The resulting document looks like this:

{
  "domain":"https://www.coralogix.com",
  "query_string":"a=b&b=c&c=d",
  "path": "/home",
  "query_string_parameters":{
    "a":"b",
    "b":"c",
    "c":"d"
  }
}

Parse escaped JSON object

JSON objects that have been converted to strings are commonly escaped, so they can exist as string fields inside a larger JSON object. The jsonobject function will unescape the stringified JSON and convert into a fully parsed object.

The jsonobject function takes one argument:

  • max_unescape_count - Max number of escaping levels to unescape before parsing the json. Default is 1. When set to 1 or more, the engine will detect whether the value contains an escaped JSON string and unescape it until its parsable or max unescape count ie exceeded. Default is 1

Example - Parsing an escaped JSON object back into an object.

Consider the following document:

{
  "nested_json": "{\"key\": \"value\"}"
}

Using the jsonobject function in conjunction with extract allows us to convert this into a queryable object.

extract nested_json into parsed_json using jsonobject

The resulting document looks like this:

{
  "nested_json": "{\"key\": \"value\"}",
  "parsed_json": {
    "key": "value"
  }
}

Providing type information

It is possible to provide datatype information as part of the extraction, by using the datatypes clause. For example, adding datatypes my_field:number to an extraction would cause the extract my_field keypath to be a number instead of a string.

For example, the following query will inform dataprime that my_field should be interpreted as type number.

extract $d.my_msg into $d.data using kv() datatypes my_field:number

NOTE: You don't need to specify the parent object. We can see that the extraction happens into the field data but the keypath in datatypes is only the name of the extracted field.

Extracted data always goes into a new keypath as an object, allowing further processing of the new keys inside that new object. For example:

Example - Ensuring duration is parsed as a number for further processing.

Consider the following documents:

{ 
  "msg": "query_type=fetch query_id=100 query_results_duration_ms=232" 
},
{ 
  "msg": "query_type=fetch query_id=200 query_results_duration_ms=1001" 
}

We want to extract the results duration field as a number, so that we can perform a numerical filter.

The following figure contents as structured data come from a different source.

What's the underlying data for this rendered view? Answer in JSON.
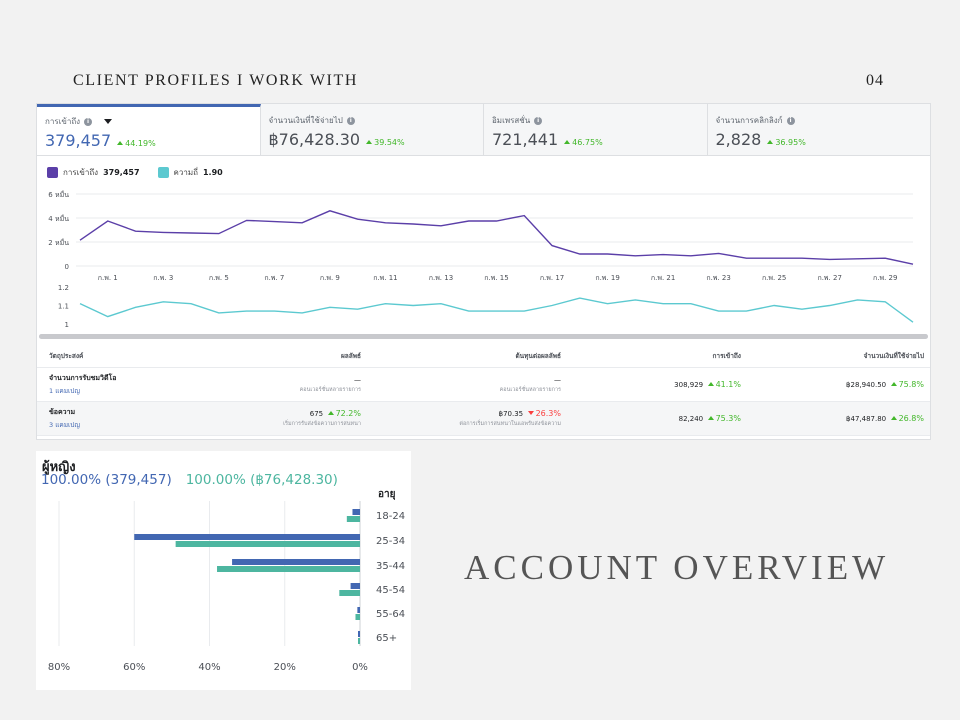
{
  "slide": {
    "header": "CLIENT PROFILES I WORK WITH",
    "page_number": "04",
    "section_title": "ACCOUNT OVERVIEW"
  },
  "metrics": [
    {
      "label": "การเข้าถึง",
      "value": "379,457",
      "delta": "44.19%",
      "has_dropdown": true
    },
    {
      "label": "จำนวนเงินที่ใช้จ่ายไป",
      "value": "฿76,428.30",
      "delta": "39.54%"
    },
    {
      "label": "อิมเพรสชั่น",
      "value": "721,441",
      "delta": "46.75%"
    },
    {
      "label": "จำนวนการคลิกลิงก์",
      "value": "2,828",
      "delta": "36.95%"
    }
  ],
  "legend": [
    {
      "name": "การเข้าถึง",
      "value": "379,457",
      "color": "#5b3fa8"
    },
    {
      "name": "ความถี่",
      "value": "1.90",
      "color": "#5cc9d0"
    }
  ],
  "chart_data": [
    {
      "type": "line",
      "series": [
        {
          "name": "การเข้าถึง",
          "values": [
            21500,
            37500,
            29000,
            28000,
            27500,
            27000,
            38000,
            37000,
            36000,
            46000,
            39000,
            36000,
            35000,
            33500,
            37500,
            37500,
            42000,
            17000,
            10000,
            10000,
            8500,
            9500,
            8500,
            10500,
            6500,
            6500,
            6500,
            5500,
            6000,
            6500,
            1500
          ]
        }
      ],
      "ylim": [
        0,
        60000
      ],
      "y_ticks": [
        "0",
        "2 หมื่น",
        "4 หมื่น",
        "6 หมื่น"
      ],
      "x_ticks": [
        "ก.พ. 1",
        "ก.พ. 3",
        "ก.พ. 5",
        "ก.พ. 7",
        "ก.พ. 9",
        "ก.พ. 11",
        "ก.พ. 13",
        "ก.พ. 15",
        "ก.พ. 17",
        "ก.พ. 19",
        "ก.พ. 21",
        "ก.พ. 23",
        "ก.พ. 25",
        "ก.พ. 27",
        "ก.พ. 29"
      ],
      "grid": true
    },
    {
      "type": "line",
      "series": [
        {
          "name": "ความถี่",
          "values": [
            1.11,
            1.04,
            1.09,
            1.12,
            1.11,
            1.06,
            1.07,
            1.07,
            1.06,
            1.09,
            1.08,
            1.11,
            1.1,
            1.11,
            1.07,
            1.07,
            1.07,
            1.1,
            1.14,
            1.11,
            1.13,
            1.11,
            1.11,
            1.07,
            1.07,
            1.1,
            1.08,
            1.1,
            1.13,
            1.12,
            1.01
          ]
        }
      ],
      "ylim": [
        1,
        1.2
      ],
      "y_ticks": [
        "1",
        "1.1",
        "1.2"
      ]
    },
    {
      "type": "bar",
      "orientation": "horizontal",
      "categories": [
        "18-24",
        "25-34",
        "35-44",
        "45-54",
        "55-64",
        "65+"
      ],
      "series": [
        {
          "name": "100.00% (379,457)",
          "color": "#4267b2",
          "values": [
            2.0,
            60.0,
            34.0,
            2.5,
            0.7,
            0.3
          ]
        },
        {
          "name": "100.00% (฿76,428.30)",
          "color": "#4db6a0",
          "values": [
            3.5,
            49.0,
            38.0,
            5.5,
            1.2,
            0.5
          ]
        }
      ],
      "xlim": [
        0,
        80
      ],
      "x_ticks": [
        "80%",
        "60%",
        "40%",
        "20%",
        "0%"
      ]
    }
  ],
  "table": {
    "headers": [
      "วัตถุประสงค์",
      "ผลลัพธ์",
      "ต้นทุนต่อผลลัพธ์",
      "การเข้าถึง",
      "จำนวนเงินที่ใช้จ่ายไป"
    ],
    "rows": [
      {
        "objective": "จำนวนการรับชมวิดีโอ",
        "campaigns": "1 แคมเปญ",
        "result": "—",
        "result_sub": "คอนเวอร์ชั่นหลายรายการ",
        "cpr": "—",
        "cpr_sub": "คอนเวอร์ชั่นหลายรายการ",
        "reach": "308,929",
        "reach_delta": "41.1%",
        "spend": "฿28,940.50",
        "spend_delta": "75.8%"
      },
      {
        "objective": "ข้อความ",
        "campaigns": "3 แคมเปญ",
        "result": "675",
        "result_delta": "72.2%",
        "result_sub": "เริ่มการรับส่งข้อความการสนทนา",
        "cpr": "฿70.35",
        "cpr_delta": "26.3%",
        "cpr_sub": "ต่อการเริ่มการสนทนาในแอพรับส่งข้อความ",
        "reach": "82,240",
        "reach_delta": "75.3%",
        "spend": "฿47,487.80",
        "spend_delta": "26.8%"
      }
    ]
  },
  "demographics": {
    "title": "ผู้หญิง",
    "total_reach": "100.00% (379,457)",
    "total_spend": "100.00% (฿76,428.30)",
    "age_header": "อายุ"
  }
}
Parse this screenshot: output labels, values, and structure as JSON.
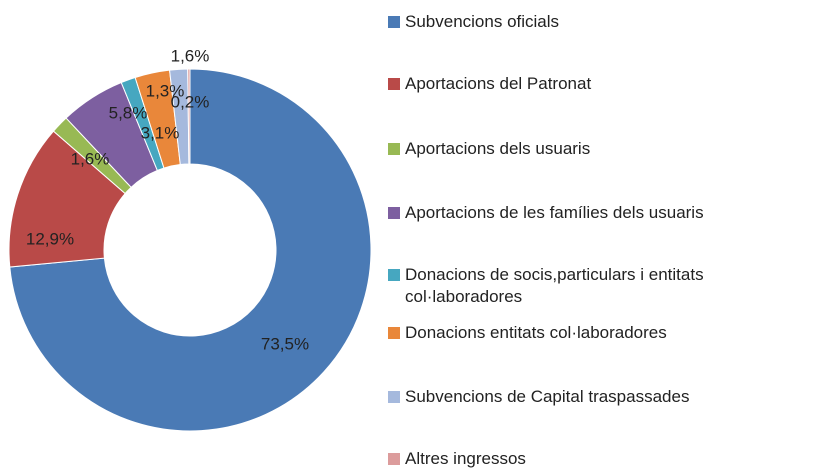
{
  "chart_data": {
    "type": "donut",
    "categories": [
      "Subvencions oficials",
      "Aportacions del Patronat",
      "Aportacions dels usuaris",
      "Aportacions de les famílies dels usuaris",
      "Donacions de socis,particulars i entitats col·laboradores",
      "Donacions entitats col·laboradores",
      "Subvencions de Capital  traspassades",
      "Altres ingressos"
    ],
    "values": [
      73.5,
      12.9,
      1.6,
      5.8,
      1.3,
      3.1,
      1.6,
      0.2
    ],
    "value_labels": [
      "73,5%",
      "12,9%",
      "1,6%",
      "5,8%",
      "1,3%",
      "3,1%",
      "1,6%",
      "0,2%"
    ],
    "colors": [
      "#4a7ab5",
      "#b94a48",
      "#98b954",
      "#7d5fa0",
      "#46a7c0",
      "#e9873a",
      "#a5b9dd",
      "#dc9c9c"
    ],
    "legend": "right"
  }
}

We can do this using the datatypes clause:

extract msg into query_data using kv() datatypes query_results_duration_ms:number

This will result in the following documents:

{ 
  "msg": "query_type=fetch query_id=100 query_results_duration_ms=232",
  "query_type": "fetch",
  "query_id": "100", // Note the string type!
  "query_results_duration_ms": 232
},
{ 
  "msg": "query_type=fetch query_id=200 query_results_duration_ms=1001",
  "query_type": "fetch",
  "query_id": "200", // Note the string type!
  "query_results_duration_ms": 1001
}

We can now perform filters, aggregations and more, because we provided type information.